Abstract

Rolling Element Bearing (REB) failure in heavy rotating machines or assembly lines might cause the machine to shut down, affecting the total cost and quality of the product. Bearing condition monitoring prevents failure and reduces the time and expense of preventative maintenance. With the advent of machine learning in the area of condition monitoring of mechanical systems, Artificial Neural Network (ANN) is becoming more widely used, redefining the state-of-the-art in defect diagnosis and classification. This work provides a real-time online fault detection approach for rolling bearings based on the ANN algorithm in order to realize the predictive maintenance of rolling element bearings in the industry. The training of the fault diagnostic model and the real-time fault diagnosis are the two primary steps of the procedure. The vibration signal is first preprocessed, which includes data categorization, data segmentation, and feature extraction before the defect diagnosis model is trained and optimized. The extraction of the characteristic features of the vibration signal is utilized to implement the online fault diagnosis through the fault diagnostic model. The fault data for analysis is accessed from the open-source Paderborn university bearing data. The fault categories taken are of multiple faults on the inner and the outer raceways.
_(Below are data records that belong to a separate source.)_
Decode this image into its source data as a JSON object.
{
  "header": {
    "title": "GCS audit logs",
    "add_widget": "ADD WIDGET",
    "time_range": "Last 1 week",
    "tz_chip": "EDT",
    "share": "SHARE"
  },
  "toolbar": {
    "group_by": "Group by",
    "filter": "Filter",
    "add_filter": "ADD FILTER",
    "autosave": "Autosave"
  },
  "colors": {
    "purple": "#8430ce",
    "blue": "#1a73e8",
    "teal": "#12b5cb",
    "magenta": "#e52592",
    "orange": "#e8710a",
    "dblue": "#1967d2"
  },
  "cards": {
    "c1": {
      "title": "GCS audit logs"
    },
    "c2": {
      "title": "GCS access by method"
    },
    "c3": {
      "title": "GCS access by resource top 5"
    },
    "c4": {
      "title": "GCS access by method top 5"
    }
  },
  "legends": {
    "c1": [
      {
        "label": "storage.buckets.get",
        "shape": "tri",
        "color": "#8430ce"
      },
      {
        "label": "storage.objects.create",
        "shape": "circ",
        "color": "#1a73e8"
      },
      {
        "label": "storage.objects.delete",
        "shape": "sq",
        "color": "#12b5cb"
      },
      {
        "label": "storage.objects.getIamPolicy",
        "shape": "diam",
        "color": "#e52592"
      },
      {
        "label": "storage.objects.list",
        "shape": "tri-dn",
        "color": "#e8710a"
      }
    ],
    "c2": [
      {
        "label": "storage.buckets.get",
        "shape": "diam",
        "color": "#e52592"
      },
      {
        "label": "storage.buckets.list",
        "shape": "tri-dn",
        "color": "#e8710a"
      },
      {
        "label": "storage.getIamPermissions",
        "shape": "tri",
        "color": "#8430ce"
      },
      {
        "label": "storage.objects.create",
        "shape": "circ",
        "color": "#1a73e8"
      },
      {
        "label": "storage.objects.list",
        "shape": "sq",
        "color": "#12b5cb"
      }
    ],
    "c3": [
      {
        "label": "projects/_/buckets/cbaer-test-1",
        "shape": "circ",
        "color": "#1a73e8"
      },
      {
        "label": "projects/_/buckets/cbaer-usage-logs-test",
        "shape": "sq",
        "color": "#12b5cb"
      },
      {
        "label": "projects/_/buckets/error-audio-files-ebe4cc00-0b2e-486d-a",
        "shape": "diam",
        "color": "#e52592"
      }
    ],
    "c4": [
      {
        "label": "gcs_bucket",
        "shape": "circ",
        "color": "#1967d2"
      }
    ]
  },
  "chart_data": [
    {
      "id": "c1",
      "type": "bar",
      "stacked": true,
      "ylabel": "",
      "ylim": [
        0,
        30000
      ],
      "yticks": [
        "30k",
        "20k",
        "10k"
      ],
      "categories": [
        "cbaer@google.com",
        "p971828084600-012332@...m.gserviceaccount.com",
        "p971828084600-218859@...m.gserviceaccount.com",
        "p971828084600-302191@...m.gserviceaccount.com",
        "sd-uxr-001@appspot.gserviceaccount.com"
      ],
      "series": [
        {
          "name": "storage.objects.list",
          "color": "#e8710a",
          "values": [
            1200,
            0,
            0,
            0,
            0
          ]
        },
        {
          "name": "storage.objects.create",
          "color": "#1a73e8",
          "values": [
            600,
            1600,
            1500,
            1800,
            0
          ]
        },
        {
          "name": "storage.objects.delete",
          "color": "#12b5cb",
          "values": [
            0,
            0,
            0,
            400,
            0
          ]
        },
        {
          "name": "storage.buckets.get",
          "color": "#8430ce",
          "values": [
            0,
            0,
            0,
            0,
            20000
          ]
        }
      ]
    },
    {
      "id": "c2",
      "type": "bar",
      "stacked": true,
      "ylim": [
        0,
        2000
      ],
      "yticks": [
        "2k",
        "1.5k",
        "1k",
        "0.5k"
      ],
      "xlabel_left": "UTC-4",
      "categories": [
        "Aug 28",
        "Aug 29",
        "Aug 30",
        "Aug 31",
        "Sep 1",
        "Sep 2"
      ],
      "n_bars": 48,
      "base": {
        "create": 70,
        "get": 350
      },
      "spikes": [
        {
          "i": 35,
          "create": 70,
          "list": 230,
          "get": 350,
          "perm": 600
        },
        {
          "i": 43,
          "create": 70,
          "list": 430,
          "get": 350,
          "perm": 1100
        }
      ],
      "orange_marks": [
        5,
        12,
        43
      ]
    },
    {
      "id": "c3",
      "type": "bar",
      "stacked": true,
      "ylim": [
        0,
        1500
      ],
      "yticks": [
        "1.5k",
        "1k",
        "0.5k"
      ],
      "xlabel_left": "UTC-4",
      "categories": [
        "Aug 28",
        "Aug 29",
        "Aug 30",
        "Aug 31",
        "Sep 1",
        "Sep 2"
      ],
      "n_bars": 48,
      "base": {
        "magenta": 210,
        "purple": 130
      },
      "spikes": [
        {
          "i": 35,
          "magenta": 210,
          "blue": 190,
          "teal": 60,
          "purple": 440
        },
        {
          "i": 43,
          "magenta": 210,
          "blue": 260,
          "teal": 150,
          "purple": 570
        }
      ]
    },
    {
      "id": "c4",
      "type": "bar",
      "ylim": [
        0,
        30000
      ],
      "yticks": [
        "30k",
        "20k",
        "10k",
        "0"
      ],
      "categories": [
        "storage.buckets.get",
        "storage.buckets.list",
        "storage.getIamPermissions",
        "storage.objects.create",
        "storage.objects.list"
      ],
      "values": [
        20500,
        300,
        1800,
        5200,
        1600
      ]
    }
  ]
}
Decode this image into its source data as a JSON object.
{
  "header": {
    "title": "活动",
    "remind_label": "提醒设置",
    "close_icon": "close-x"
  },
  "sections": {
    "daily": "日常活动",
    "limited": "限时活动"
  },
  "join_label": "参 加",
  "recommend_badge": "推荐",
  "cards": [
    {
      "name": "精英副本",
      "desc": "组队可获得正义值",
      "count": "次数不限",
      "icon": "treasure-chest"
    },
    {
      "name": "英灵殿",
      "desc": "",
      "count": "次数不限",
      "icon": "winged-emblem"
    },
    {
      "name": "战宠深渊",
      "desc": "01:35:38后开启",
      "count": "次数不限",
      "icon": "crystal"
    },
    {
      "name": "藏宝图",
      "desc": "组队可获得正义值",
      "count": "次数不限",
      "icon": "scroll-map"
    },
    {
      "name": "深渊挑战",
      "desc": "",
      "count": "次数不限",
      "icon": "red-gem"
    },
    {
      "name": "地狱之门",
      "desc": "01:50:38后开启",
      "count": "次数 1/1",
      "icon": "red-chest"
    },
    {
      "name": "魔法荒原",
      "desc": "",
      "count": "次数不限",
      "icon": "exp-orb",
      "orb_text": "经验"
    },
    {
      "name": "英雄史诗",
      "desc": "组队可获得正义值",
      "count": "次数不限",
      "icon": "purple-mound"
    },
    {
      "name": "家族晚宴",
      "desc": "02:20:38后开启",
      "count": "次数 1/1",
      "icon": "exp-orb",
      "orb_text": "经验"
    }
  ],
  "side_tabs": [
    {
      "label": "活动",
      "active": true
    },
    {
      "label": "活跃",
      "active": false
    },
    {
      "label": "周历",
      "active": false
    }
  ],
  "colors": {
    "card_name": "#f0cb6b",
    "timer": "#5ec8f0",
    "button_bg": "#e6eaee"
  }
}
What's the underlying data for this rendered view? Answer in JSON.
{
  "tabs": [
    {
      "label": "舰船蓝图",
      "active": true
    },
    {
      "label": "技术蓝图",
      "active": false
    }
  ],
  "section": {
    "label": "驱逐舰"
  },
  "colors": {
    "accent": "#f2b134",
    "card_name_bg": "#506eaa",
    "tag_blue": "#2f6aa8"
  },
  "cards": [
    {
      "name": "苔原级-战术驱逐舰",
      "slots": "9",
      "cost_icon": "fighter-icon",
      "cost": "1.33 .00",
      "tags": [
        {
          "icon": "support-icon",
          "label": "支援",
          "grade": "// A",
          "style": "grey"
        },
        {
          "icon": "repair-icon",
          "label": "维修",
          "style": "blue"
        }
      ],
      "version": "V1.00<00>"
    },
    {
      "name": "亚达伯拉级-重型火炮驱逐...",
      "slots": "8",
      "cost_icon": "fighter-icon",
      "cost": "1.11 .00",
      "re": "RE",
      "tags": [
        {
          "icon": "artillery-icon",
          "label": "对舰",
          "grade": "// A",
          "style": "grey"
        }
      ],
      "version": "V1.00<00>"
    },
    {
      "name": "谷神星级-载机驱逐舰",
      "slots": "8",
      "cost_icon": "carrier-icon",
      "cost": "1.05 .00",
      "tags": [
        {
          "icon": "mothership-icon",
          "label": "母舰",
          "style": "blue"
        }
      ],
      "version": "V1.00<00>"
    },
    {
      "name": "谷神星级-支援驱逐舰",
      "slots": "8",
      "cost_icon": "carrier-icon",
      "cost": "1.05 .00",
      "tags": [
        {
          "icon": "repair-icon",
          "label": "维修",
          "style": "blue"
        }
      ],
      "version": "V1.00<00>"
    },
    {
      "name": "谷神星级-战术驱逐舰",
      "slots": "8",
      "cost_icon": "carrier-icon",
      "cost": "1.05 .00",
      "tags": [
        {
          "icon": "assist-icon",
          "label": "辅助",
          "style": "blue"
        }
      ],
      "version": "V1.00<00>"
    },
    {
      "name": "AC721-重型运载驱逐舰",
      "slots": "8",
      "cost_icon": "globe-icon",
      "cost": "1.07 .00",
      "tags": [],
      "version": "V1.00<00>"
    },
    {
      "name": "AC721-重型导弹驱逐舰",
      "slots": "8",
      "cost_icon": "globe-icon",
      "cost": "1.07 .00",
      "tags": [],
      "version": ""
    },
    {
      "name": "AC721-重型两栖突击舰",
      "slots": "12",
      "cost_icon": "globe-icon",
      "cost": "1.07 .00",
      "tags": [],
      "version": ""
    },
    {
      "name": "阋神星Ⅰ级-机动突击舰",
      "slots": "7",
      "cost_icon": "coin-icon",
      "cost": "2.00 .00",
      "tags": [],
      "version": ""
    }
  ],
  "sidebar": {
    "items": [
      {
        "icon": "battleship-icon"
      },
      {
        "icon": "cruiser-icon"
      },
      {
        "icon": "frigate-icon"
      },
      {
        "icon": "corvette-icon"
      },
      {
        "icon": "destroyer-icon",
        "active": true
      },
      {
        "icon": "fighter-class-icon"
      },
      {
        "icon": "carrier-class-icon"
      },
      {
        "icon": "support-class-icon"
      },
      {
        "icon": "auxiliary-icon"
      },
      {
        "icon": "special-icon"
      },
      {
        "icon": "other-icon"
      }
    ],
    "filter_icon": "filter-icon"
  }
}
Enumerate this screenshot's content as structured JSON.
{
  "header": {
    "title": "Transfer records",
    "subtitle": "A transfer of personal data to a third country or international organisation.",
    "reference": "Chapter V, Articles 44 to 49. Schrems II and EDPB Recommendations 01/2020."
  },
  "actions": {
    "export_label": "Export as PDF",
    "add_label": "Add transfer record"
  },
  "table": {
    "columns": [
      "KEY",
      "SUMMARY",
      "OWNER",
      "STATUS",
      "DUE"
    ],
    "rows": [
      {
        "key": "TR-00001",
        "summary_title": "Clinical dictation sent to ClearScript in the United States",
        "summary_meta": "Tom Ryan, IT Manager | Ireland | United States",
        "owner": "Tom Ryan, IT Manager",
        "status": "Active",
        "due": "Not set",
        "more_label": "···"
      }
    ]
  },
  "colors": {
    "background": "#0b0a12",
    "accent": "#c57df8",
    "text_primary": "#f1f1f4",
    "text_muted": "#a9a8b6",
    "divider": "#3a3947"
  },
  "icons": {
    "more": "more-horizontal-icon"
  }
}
Optimization is carried out in the ANN model with regard to its number of hidden layers, size of the layers and the activation function to seek for a set of these parameters, which result in the best performance in diagnosing the bearing defects for the fault categories under consideration. The ANN approach is proved to be a useful technique for detecting faults and improving classification accuracy, making it more suitable for rolling bearing fault diagnosis. A maximum fault classification accuracy of 98.5% was achieved with a single hidden layer of size 25 and the Tanh activation function. The corresponding training time was 3.9831 seconds, and the prediction speed was found to be 24000 observations per second.